Flowers | TV preview by Steve Bennett

Flowers

Note: This review is from 2016

TV preview by Steve Bennett

Flowers is certainly ambitious in its emotional scope. It's about depression and grief, troubled marriages and even more troubled children, repressed emotions and lost souls.

None of which sounds very funny, admittedly, but wunderkind Will Sharpe, who wrote, directed and stars in this all before his 30th birthday, has skilfully created a show that's filled with laughs, as well more than enough drama to you keep watching. No wonder Channel 4 have stripped Flowers across every night this week… it's definitely a Netflix-era series begging to be binged-watched.

Sharpe has achieved this via an ensemble of characters whose extreme weirdness could be outrageously silly. Yet with the aid of an A-grade cast led by Olivia Coleman and Julian Barratt, it's made perfectly credible, at least within the strange demimonde they inhabit.

Barratt is Maurice Flowers, a children's author whose dark Roald Dahl-style fantasies chimes with his depressed life in a higgledy-piggedly rural home, isolated both physically and metaphorically from the rest of humanity. In the opening scene he hangs himself – unsuccessfully – setting the tone of dark farce that prevails.
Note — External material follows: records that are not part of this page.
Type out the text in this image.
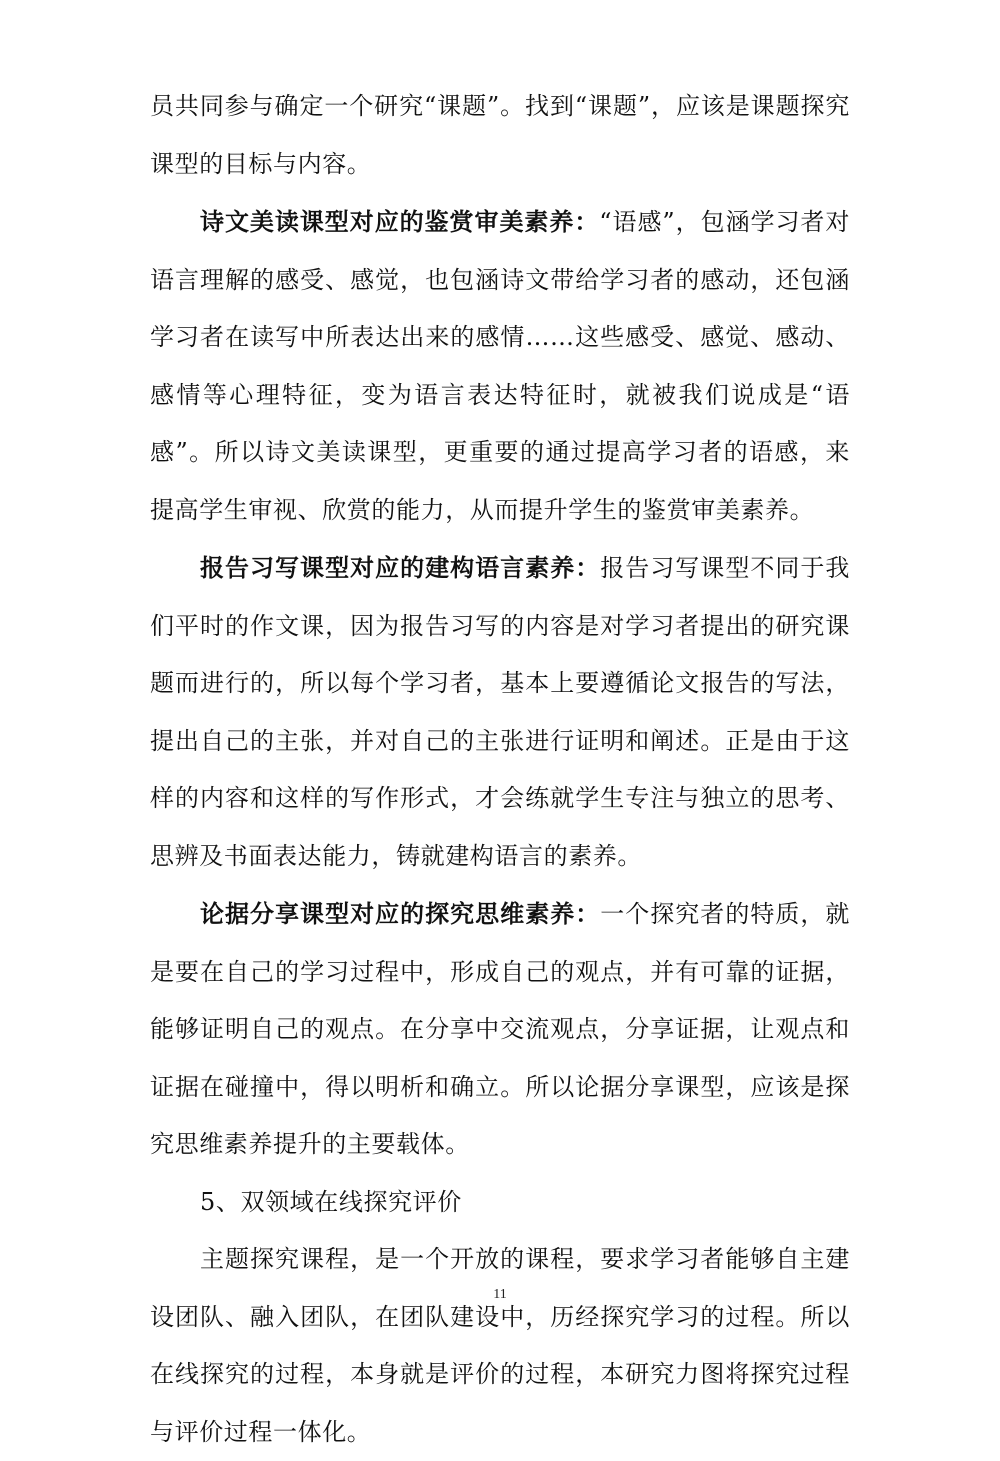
员共同参与确定一个研究“课题”。找到“课题”，应该是课题探究课型的目标与内容。

诗文美读课型对应的鉴赏审美素养：“语感”，包涵学习者对语言理解的感受、感觉，也包涵诗文带给学习者的感动，还包涵学习者在读写中所表达出来的感情……这些感受、感觉、感动、感情等心理特征，变为语言表达特征时，就被我们说成是“语感”。所以诗文美读课型，更重要的通过提高学习者的语感，来提高学生审视、欣赏的能力，从而提升学生的鉴赏审美素养。

报告习写课型对应的建构语言素养：报告习写课型不同于我们平时的作文课，因为报告习写的内容是对学习者提出的研究课题而进行的，所以每个学习者，基本上要遵循论文报告的写法，提出自己的主张，并对自己的主张进行证明和阐述。正是由于这样的内容和这样的写作形式，才会练就学生专注与独立的思考、思辨及书面表达能力，铸就建构语言的素养。

论据分享课型对应的探究思维素养：一个探究者的特质，就是要在自己的学习过程中，形成自己的观点，并有可靠的证据，能够证明自己的观点。在分享中交流观点，分享证据，让观点和证据在碰撞中，得以明析和确立。所以论据分享课型，应该是探究思维素养提升的主要载体。

5、双领域在线探究评价

主题探究课程，是一个开放的课程，要求学习者能够自主建设团队、融入团队，在团队建设中，历经探究学习的过程。所以在线探究的过程，本身就是评价的过程，本研究力图将探究过程与评价过程一体化。

11
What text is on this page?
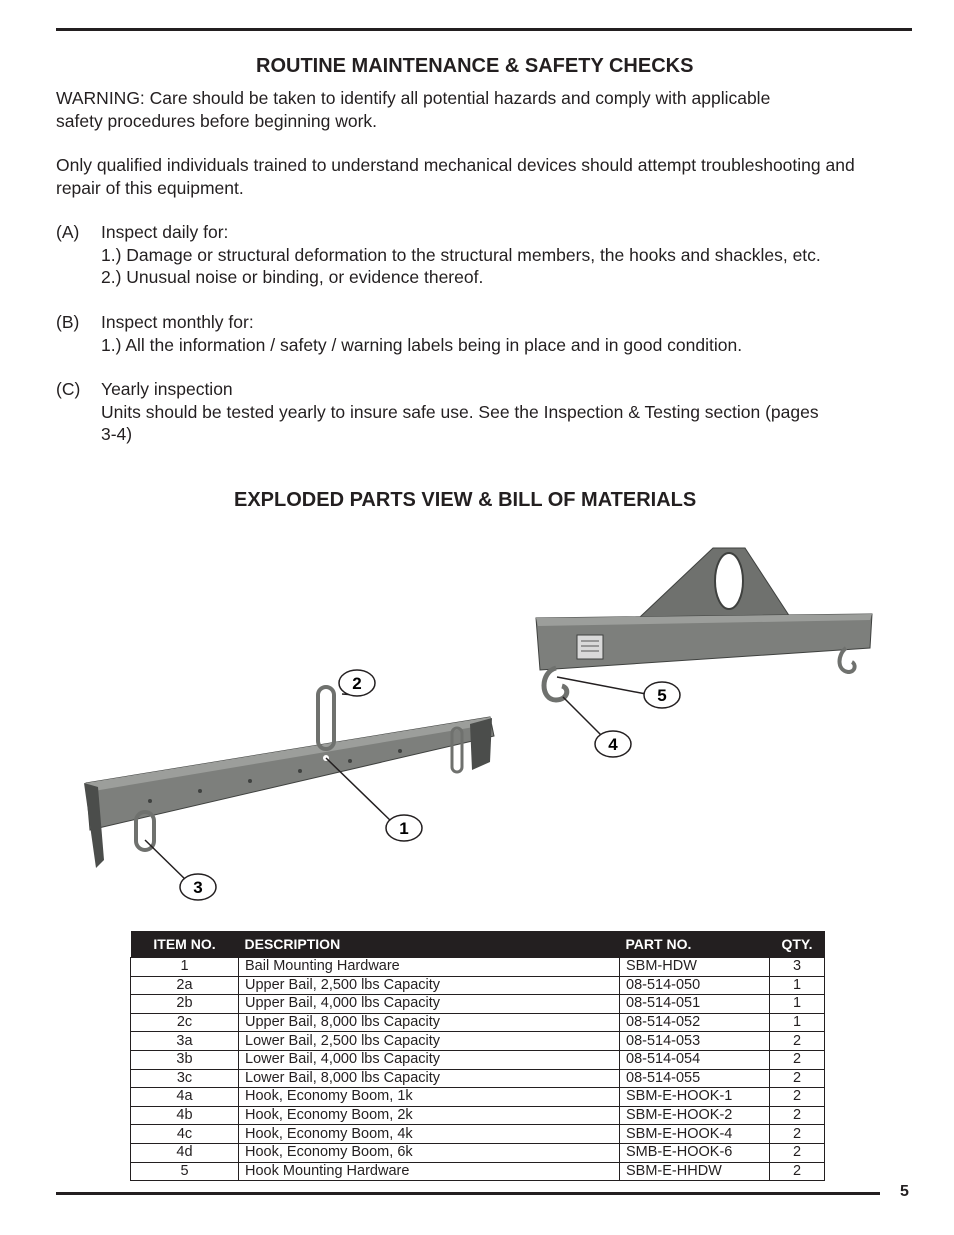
ROUTINE MAINTENANCE & SAFETY CHECKS
WARNING: Care should be taken to identify all potential hazards and comply with applicable
safety procedures before beginning work.
Only qualified individuals trained to understand mechanical devices should attempt troubleshooting and
repair of this equipment.
(A) Inspect daily for:
1.) Damage or structural deformation to the structural members, the hooks and shackles, etc.
2.) Unusual noise or binding, or evidence thereof.
(B) Inspect monthly for:
1.) All the information / safety / warning labels being in place and in good condition.
(C) Yearly inspection
Units should be tested yearly to insure safe use. See the Inspection & Testing section (pages
3-4)
EXPLODED PARTS VIEW & BILL OF MATERIALS
1
2
3
4
5
ITEM NO.	DESCRIPTION	PART NO.	QTY.
1	Bail Mounting Hardware	SBM-HDW	3
2a	Upper Bail, 2,500 lbs Capacity	08-514-050	1
2b	Upper Bail, 4,000 lbs Capacity	08-514-051	1
2c	Upper Bail, 8,000 lbs Capacity	08-514-052	1
3a	Lower Bail, 2,500 lbs Capacity	08-514-053	2
3b	Lower Bail, 4,000 lbs Capacity	08-514-054	2
3c	Lower Bail, 8,000 lbs Capacity	08-514-055	2
4a	Hook, Economy Boom, 1k	SBM-E-HOOK-1	2
4b	Hook, Economy Boom, 2k	SBM-E-HOOK-2	2
4c	Hook, Economy Boom, 4k	SBM-E-HOOK-4	2
4d	Hook, Economy Boom, 6k	SMB-E-HOOK-6	2
5	Hook Mounting Hardware	SBM-E-HHDW	2
5
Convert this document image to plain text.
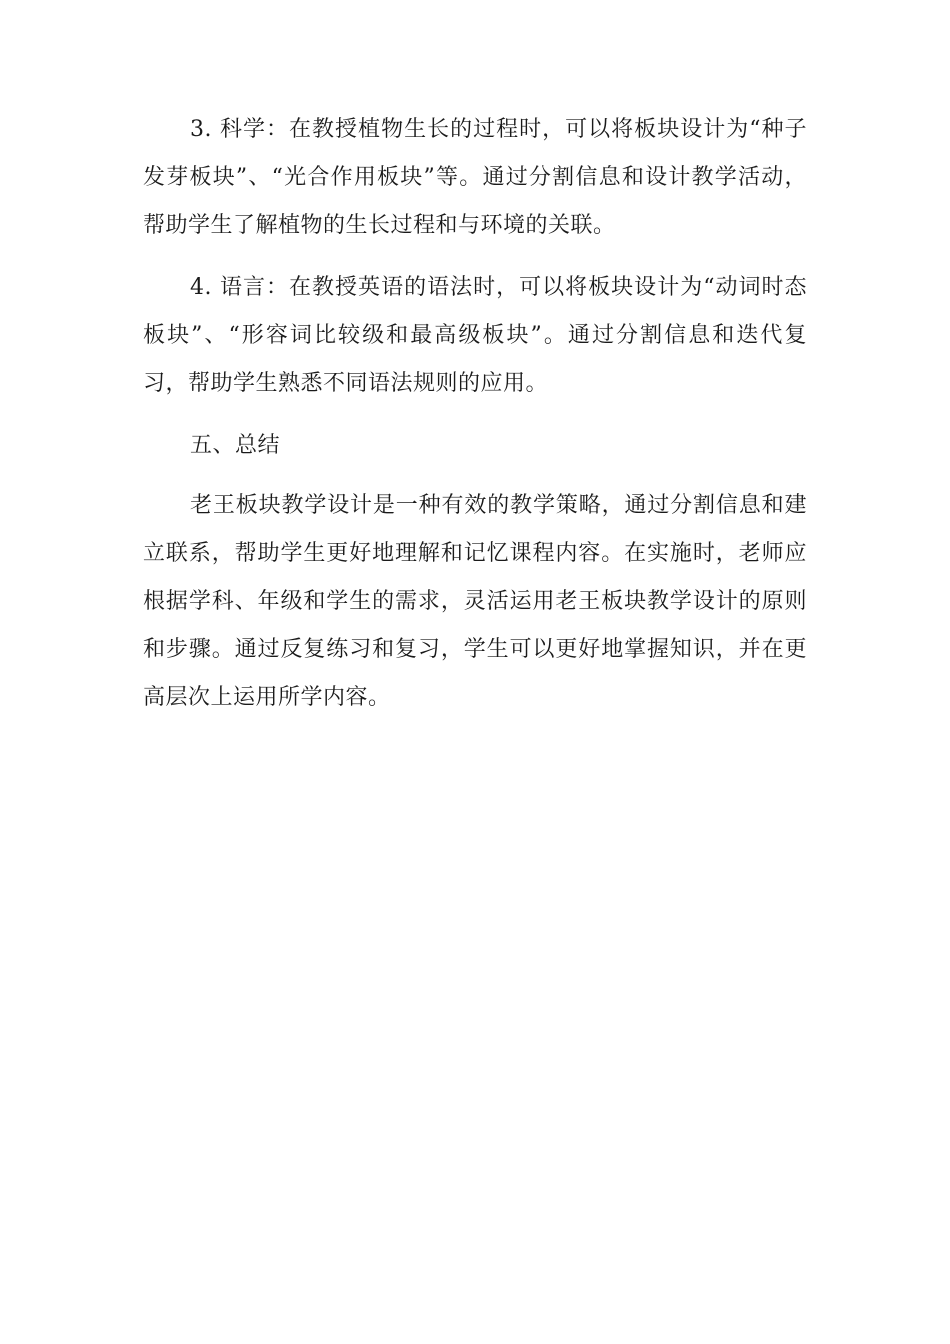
3. 科学：在教授植物生长的过程时，可以将板块设计为“种子发芽板块”、“光合作用板块”等。通过分割信息和设计教学活动，帮助学生了解植物的生长过程和与环境的关联。

4. 语言：在教授英语的语法时，可以将板块设计为“动词时态板块”、“形容词比较级和最高级板块”。通过分割信息和迭代复习，帮助学生熟悉不同语法规则的应用。

五、总结

老王板块教学设计是一种有效的教学策略，通过分割信息和建立联系，帮助学生更好地理解和记忆课程内容。在实施时，老师应根据学科、年级和学生的需求，灵活运用老王板块教学设计的原则和步骤。通过反复练习和复习，学生可以更好地掌握知识，并在更高层次上运用所学内容。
He's married to Deborah (Coleman), a music teacher whose chipper manner is a perfect example of middle-class repression, almost manic as she laughs at every social awkwardness happening around her.

Though their marriage plumbs new depths of dysfunction, they are the only couple still together in a series populated by the divorced and the widowed. Barry, played by Colin Hurley, is agonisingly pathetic in his overtures towards Deborah; in contrast George (Angus Wright), has a libido hotter than the sun, coming on heavy to both her and, later in the series, her sister, another divorcee played with wonderful desperate brio by Four Weddings' Anna Chancellor.

Then there are the Flowers children, arrested-development twins still living at home at 25, which Deborah sees as a testament to their fine parenting. Never mind that Donald (played with wonderfully psychotic deadpan by Daniel Rigby) is a weirdo would-be inventor who forms connections with pliers easier than he does with fellow humans; or that Amy (Sophia di Martino) is a tormented goth wallowing in miserable self-pity.

Such misfits all have trouble in their souls, with the super-optimistic Japanese illustrator Shun, played by Sharpe himself, the only broad comic counterpoint, the silly foreigner with a penchant for explicit cartoons – though we're promised that he, too, becomes more complex as the series progresses.

Sharpe's skill is in balancing the serious undertow with the outrageous behaviour that provides the laughs. He shares with Julia Davies a talent in drawing the humour from the dark, credibly not gratuitously.

Having previously co-written and co-directed the acclaimed indie film Black Pond, one of Chris Langham's few projects since his downfall, Sharpe can rightly stake a claim to be a genuine comedy auteur on the back of this original and compelling work.

• Flowers starts with a double bill at 10pm tonight.